Starting this 2003 tax year, transport employees — and owner-operators who incorporate naming themselves as an employee — will be allowed to use the rate of $15 per meal (up from $11) up to a maximum of $45 a day when claiming meal deductions of 50 per cent on their tax return. As well, truckers travelling and incurring meal expenses in the United States may now use the rate of US$15 per meal up to a maximum of US$45 per day, converted to Canadian dollars. The Income Tax act permits employees to deduct 50 per cent of either the flat rate or actual costs, which can be claimed with meal receipts. Employees can only claim meal expenses if they are not reimbursed for any part of the amounts deducted.

“It’s a victory for hundreds of thousands of hard working truck drivers,” said David Bradley, CEO of the Canadian Trucking Alliance, which has been pushing CCRA to make the change to the receipt-free limit. However, Bradley is concerned that still only 50 percent of meal costs can be deducted in Canada, whereas in the U.S. the original level of 80 per cent is being phased in.

Some drivers have been battling CCRA over the meal tax deduction rate for years. The issue heated up after Today’s Trucking’s sister publication highwaySTAR broke the story of Don Wilkinson in 2001. Wilkinson is a Manitoba truck driver who challenged the amount the CCRA allowed transport workers to deduct for meals using CCRA’s “simplified” calculation method, which required drivers to keep a travel record but not receipts for each meal. He took the CCRA to court, arguing the $33 a day the government allowed wasn’t reasonable for his profession. A judge agreed, granting Wilkinson’s claim of $40 per day minus 50 per cent.

The judge’s decision didn’t establish exactly what is “reasonable” for truck drivers to claim under the simplified method. It only stated that, in Wilkinson’s case, $33 a day was insufficient and the $40 Wilkinson suggested was more appropriate.

After the story broke, dozens of truck drivers repeated the same challenge.
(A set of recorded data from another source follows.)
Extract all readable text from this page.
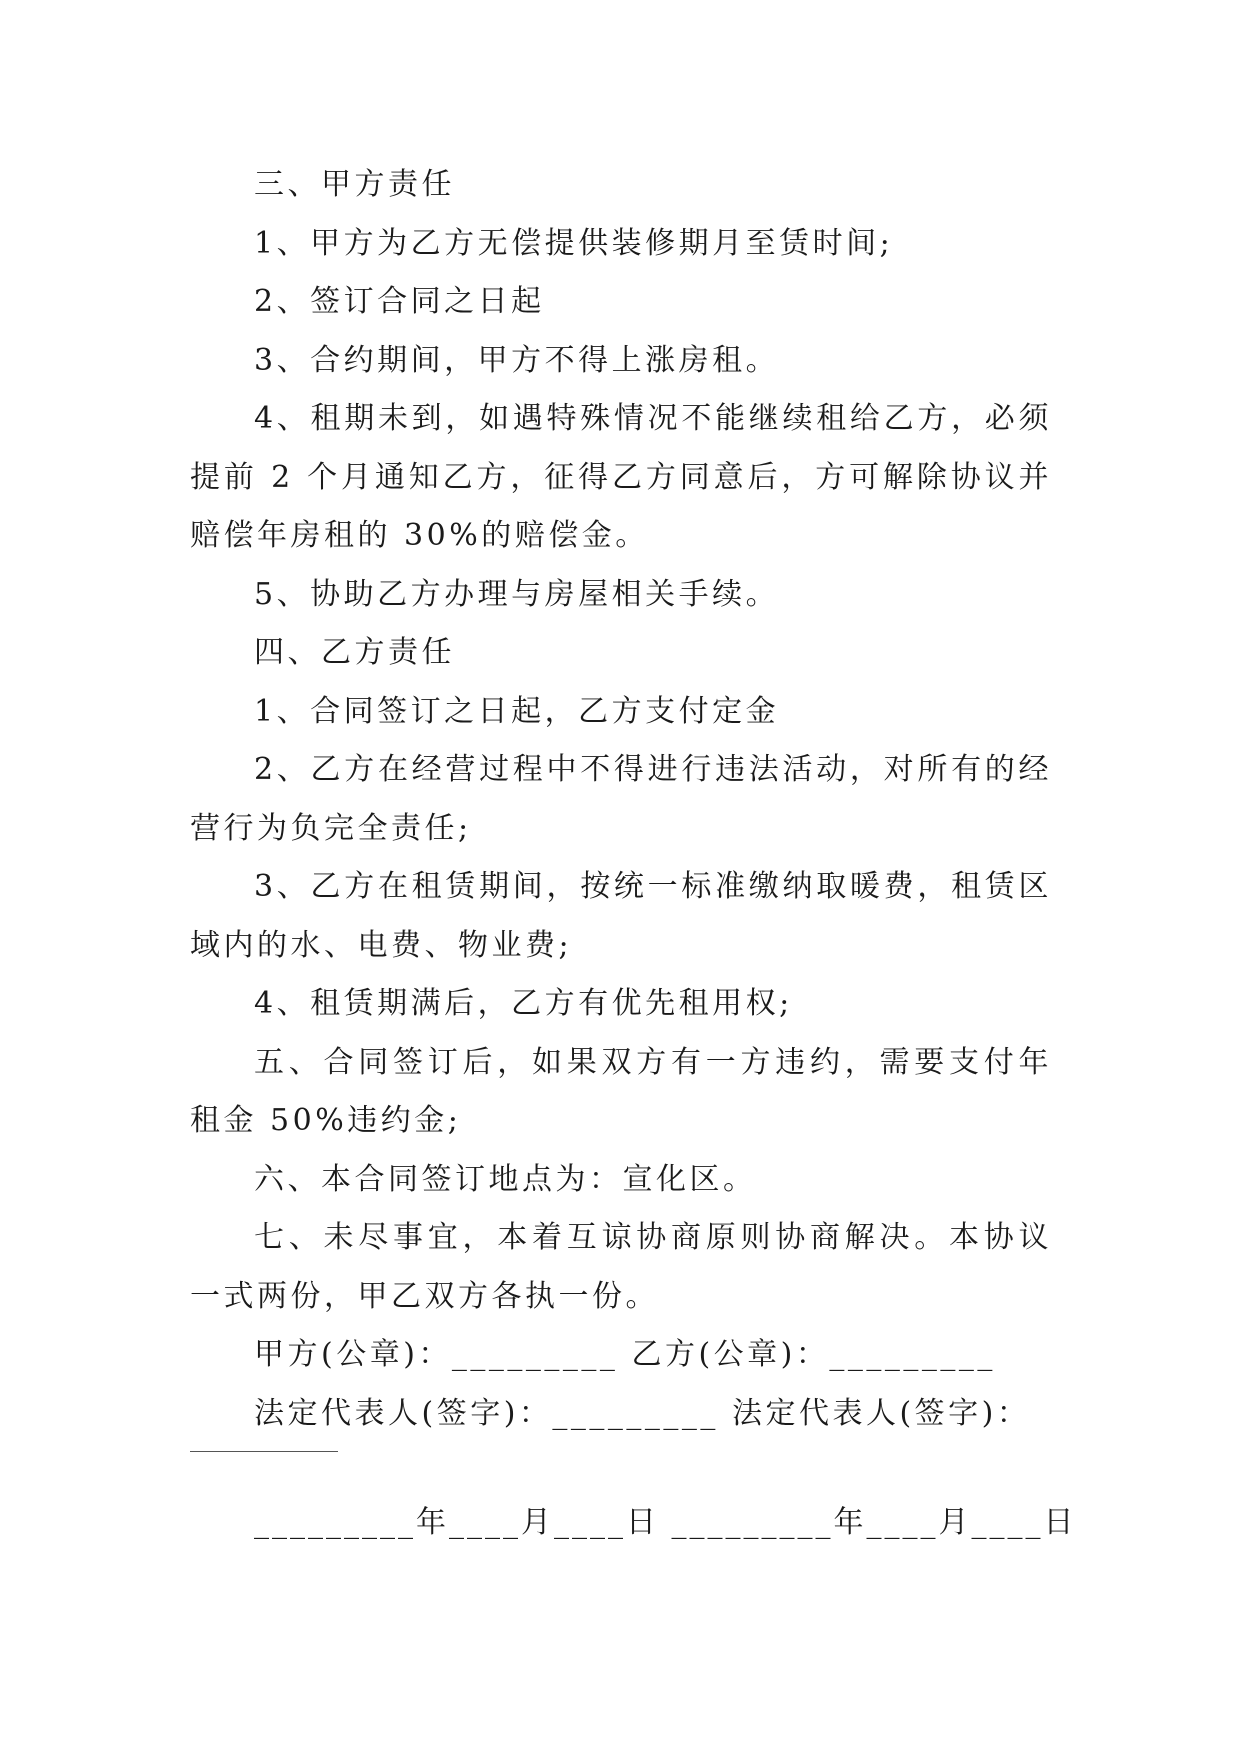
三、甲方责任

1、甲方为乙方无偿提供装修期月至赁时间;

2、签订合同之日起

3、合约期间，甲方不得上涨房租。

4、租期未到，如遇特殊情况不能继续租给乙方，必须提前 2 个月通知乙方，征得乙方同意后，方可解除协议并赔偿年房租的 30%的赔偿金。

5、协助乙方办理与房屋相关手续。

四、乙方责任

1、合同签订之日起，乙方支付定金

2、乙方在经营过程中不得进行违法活动，对所有的经营行为负完全责任;

3、乙方在租赁期间，按统一标准缴纳取暖费，租赁区域内的水、电费、物业费;

4、租赁期满后，乙方有优先租用权;

五、合同签订后，如果双方有一方违约，需要支付年租金 50%违约金;

六、本合同签订地点为：宣化区。

七、未尽事宜，本着互谅协商原则协商解决。本协议一式两份，甲乙双方各执一份。

甲方(公章)：_________ 乙方(公章)：_________

法定代表人(签字)：_________ 法定代表人(签字)：

_________年____月____日 _________年____月____日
However, because the case wasn’t precedent setting, drivers were welcomed to make a similar argument, but had to present each case individually before the court.

Chris Bennett of TFS Group, a Waterloo, Ont.-based firm that specializes in accounting for small trucking companies and owner-operators, believes the change was simply a bone thrown to drivers to keep mounting challenges at bay, adding there are still many problems — especially the 50 per cent deductible limit — that need fixing.

“It’s a finger in the dike, when the hole’s as big as your hand,” Bennett, who has challenged the government on behalf drivers on the meal tax issue for years, told Today’s Trucking. “It doesn’t really change much. Forty-five (a day) doesn’t even come close to approaching, for example, what government employees get as federal civil servants. So it’s nice, thank you very much. But it’s too little too late. The 50 per cent thing is still a joke.”